According to the court document, one of the Longs' minor children reported some sort of unspecified physical and emotional mistreatment by Mr. Long [UPDATE: out of concern for the privacy of the Long children, I've decided to take down the link to a different court document detailing the alleged abuse. It is a matter of public record though so here's the gist of it. There was conflict between Mr. Long and an adolescent daughter over her disobedience of his strict rules. The daughter ran away from the family home & claimed that her father's corporal punishment was abusive and that he did not protect her from a family friend whom she alleges was sexually abusing her and her sisters. An older daughter not living with the family made similar allegations. The parents and the other children deny these allegations and basically characterize the two girls as disgruntled with their strict upbringing. The child welfare authorities sent the teen to live with her sister, where she is enrolled in a traditional government-run school. They found no evidence that the youngest two children were subject to abuse so they left them in the home. A follow-up visit 6 months later confirmed they were doing okay.]
The L.A. County Department of Children and Family Services investigated and discovered that all 8 children in the family are or had been homeschooled. The children in question are currently enrolled in the accredited independent study program of the Sunland Christian School. The Longs have stated that they homeschool because of their “sincerely held religious beliefs...based on Biblical teachings and principles” and that they do not believe in the policies of the public school system.
A court attorney was appointed to "represent the interests" of the youngest 2 Long children [whom even the teen making the allegations of her own mistreatment has said were not abused and whom the social workers at the follow-up visit agreed were okay]. This attorney asked the juvenile court to order that the children be enrolled in a traditional public or private school.
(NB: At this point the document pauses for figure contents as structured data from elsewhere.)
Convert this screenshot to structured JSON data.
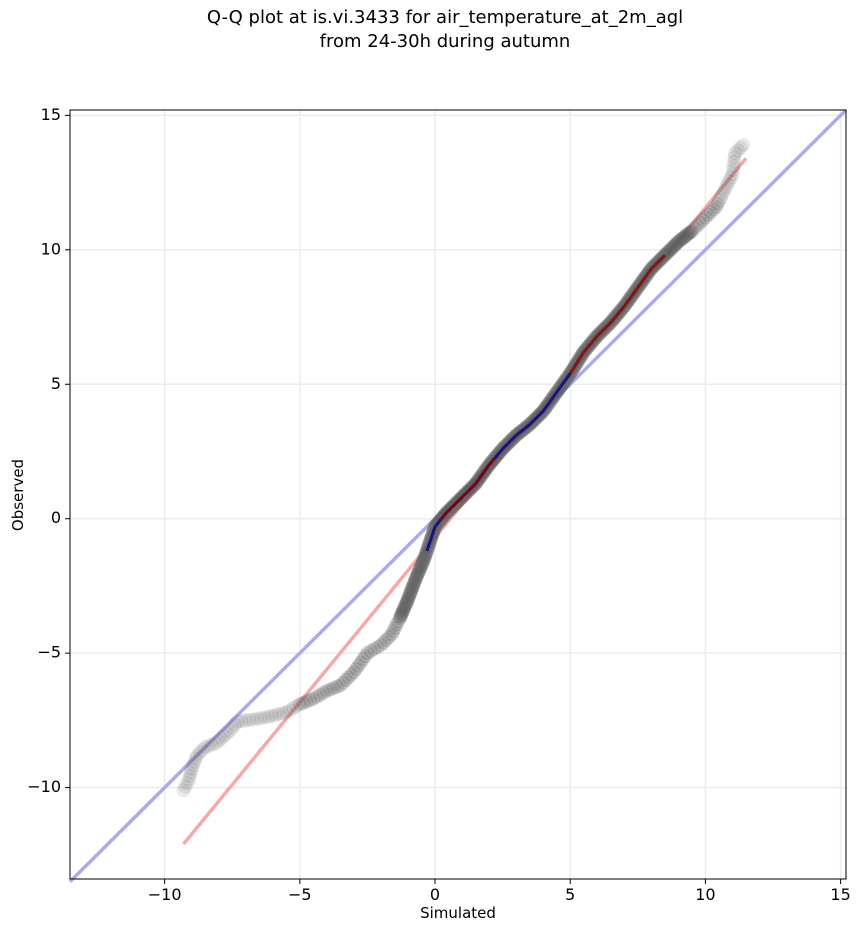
{
  "title_line1": "Q-Q plot at is.vi.3433 for air_temperature_at_2m_agl",
  "title_line2": "from 24-30h during autumn",
  "colors": {
    "identity_line": "#aaaaf0",
    "fit_line": "#f5a9a9",
    "points": "#555555",
    "dense_low": "#00008b",
    "dense_high": "#8b0000",
    "grid": "#ececec"
  },
  "chart_data": {
    "type": "scatter",
    "title": "Q-Q plot at is.vi.3433 for air_temperature_at_2m_agl\nfrom 24-30h during autumn",
    "xlabel": "Simulated",
    "ylabel": "Observed",
    "xlim": [
      -13.5,
      15.2
    ],
    "ylim": [
      -13.4,
      15.2
    ],
    "xticks": [
      -10,
      -5,
      0,
      5,
      10,
      15
    ],
    "xtick_labels": [
      "−10",
      "−5",
      "0",
      "5",
      "10",
      "15"
    ],
    "yticks": [
      -10,
      -5,
      0,
      5,
      10,
      15
    ],
    "ytick_labels": [
      "−10",
      "−5",
      "0",
      "5",
      "10",
      "15"
    ],
    "grid": true,
    "reference_lines": [
      {
        "kind": "identity",
        "x": [
          -13.5,
          15.2
        ],
        "y": [
          -13.5,
          15.2
        ]
      },
      {
        "kind": "fit",
        "x": [
          -9.3,
          11.5
        ],
        "y": [
          -12.1,
          13.4
        ]
      }
    ],
    "quantile_path": [
      [
        -9.3,
        -10.1
      ],
      [
        -9.1,
        -9.7
      ],
      [
        -9.0,
        -9.3
      ],
      [
        -8.8,
        -8.8
      ],
      [
        -8.5,
        -8.5
      ],
      [
        -8.1,
        -8.35
      ],
      [
        -7.6,
        -7.9
      ],
      [
        -7.3,
        -7.55
      ],
      [
        -6.3,
        -7.4
      ],
      [
        -5.5,
        -7.2
      ],
      [
        -5.0,
        -6.9
      ],
      [
        -4.5,
        -6.7
      ],
      [
        -4.0,
        -6.4
      ],
      [
        -3.5,
        -6.2
      ],
      [
        -3.0,
        -5.7
      ],
      [
        -2.5,
        -5.0
      ],
      [
        -2.0,
        -4.7
      ],
      [
        -1.6,
        -4.3
      ],
      [
        -1.3,
        -3.7
      ],
      [
        -1.0,
        -3.0
      ],
      [
        -0.7,
        -2.2
      ],
      [
        -0.4,
        -1.5
      ],
      [
        -0.2,
        -0.9
      ],
      [
        0.0,
        -0.3
      ],
      [
        0.4,
        0.2
      ],
      [
        1.0,
        0.8
      ],
      [
        1.5,
        1.3
      ],
      [
        2.0,
        2.0
      ],
      [
        2.5,
        2.6
      ],
      [
        3.0,
        3.1
      ],
      [
        3.5,
        3.5
      ],
      [
        4.0,
        4.0
      ],
      [
        4.5,
        4.7
      ],
      [
        5.0,
        5.4
      ],
      [
        5.5,
        6.2
      ],
      [
        6.0,
        6.8
      ],
      [
        6.5,
        7.3
      ],
      [
        7.0,
        7.9
      ],
      [
        7.5,
        8.6
      ],
      [
        8.0,
        9.3
      ],
      [
        8.5,
        9.8
      ],
      [
        9.0,
        10.3
      ],
      [
        9.5,
        10.7
      ],
      [
        10.0,
        11.2
      ],
      [
        10.4,
        11.6
      ],
      [
        10.7,
        12.2
      ],
      [
        11.0,
        12.8
      ],
      [
        11.1,
        13.6
      ],
      [
        11.4,
        13.9
      ]
    ],
    "dense_segment": {
      "x_start": -0.3,
      "x_end": 8.5,
      "split_at": 5.0
    }
  }
}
The reasons given were:
(1) [The children] could interact with people outside the family.
(2) There are people who could provide help if something is amiss in the children’s lives.
(3) [The children] could develop emotionally in a broader world than the parents’ “cloistered” setting.
[UPDATE: The child welfare authorities were *ALREADY* keeping tabs on the Long family. If, at any point, they become concerned about the safety of these children, they can choose to remove them from the home the way they did the teen. Additionally, enrolling the children in a traditional school is no guarantee of protection from a legitimately abusive situation, should that turn out to be the case.] The juvenile court declined to issue the order because the Longs have a constitutional right to homeschool. The court-appointed attorney for the children then appealed to the Second Appellate District of California.
Judges H. Walter Croskey, Joan Klein, and Patti Kitching of the Second Appellate Court then made an extraordinary ruling. They held that the California Educational Code Section 48222 that exempts private school students from compulsory attendance at government-run schools only applies to those enrolled in traditional private schools. This goes against two previous home school cases handled by HSLDA, that upheld the right of homeschools to operate as private schools: People v. Darrah, No. 853104 (Santa Maria Mun. Ct. Mar. 10, 1986); People v. Black, No. 853105 (Santa Maria Mun. Ct. Mar. 10, 1986).
Under the requirements of the CA Ed. Code, private school teachers are not required to hold a CA state teaching credential or have any specific qualifications aside from being "capable of teaching". The only time a state teaching credential is required is if the parent chooses to act as a "certified private tutor" under Section 48224. Yet the Second Appellate Court judges held Mrs. Long unfit to teach her children at home because she lacks a state credential:
"the fact remains that the children are taught at home by a non-credentialed person. Moreover, the very language of section 48222 is an implicit rejection of the parents’ position that having someone from Sunland Christian School monitor mother’s instruction of the children is sufficient. Section 48222 provides an exemption from compulsory public school education for '[c]hildren who are being instructed in a private full-time day school.' (emphasis added)."
The Long children ARE being educated IN a "private full-time day school". That school just happens to be located at the Long home!
What is the truly scary part of the Second Appellate Court ruling for religious homeschoolers is the rejection of the Longs' right to homeschool based on their religious beliefs. The judges rejected the Longs' claim that that requiring their children to attend government-run schools violates their First Amendment right to freedom of worship. The reason given was that those religious beliefs are "philosophical and personal" rather than specifically mandated by an organized church community based on traditions that are centuries old (such as the Old Order Amish). The judges wrote that:
"[The Longs'] statements are conclusional, not factually specific. Moreover, such sparse representations are too easily asserted by any parent who wishes to home school his or her child."
So the State gets to decide whether a family is homeschooling for religious reasons NOT the family itself. If the State decides the reasons are actually "philosophical" rather than "religious" (talk about vague!) then the parents have no right to educate their own children.
Please join me in praying that the State Supreme Court will overturn this horrendous ruling!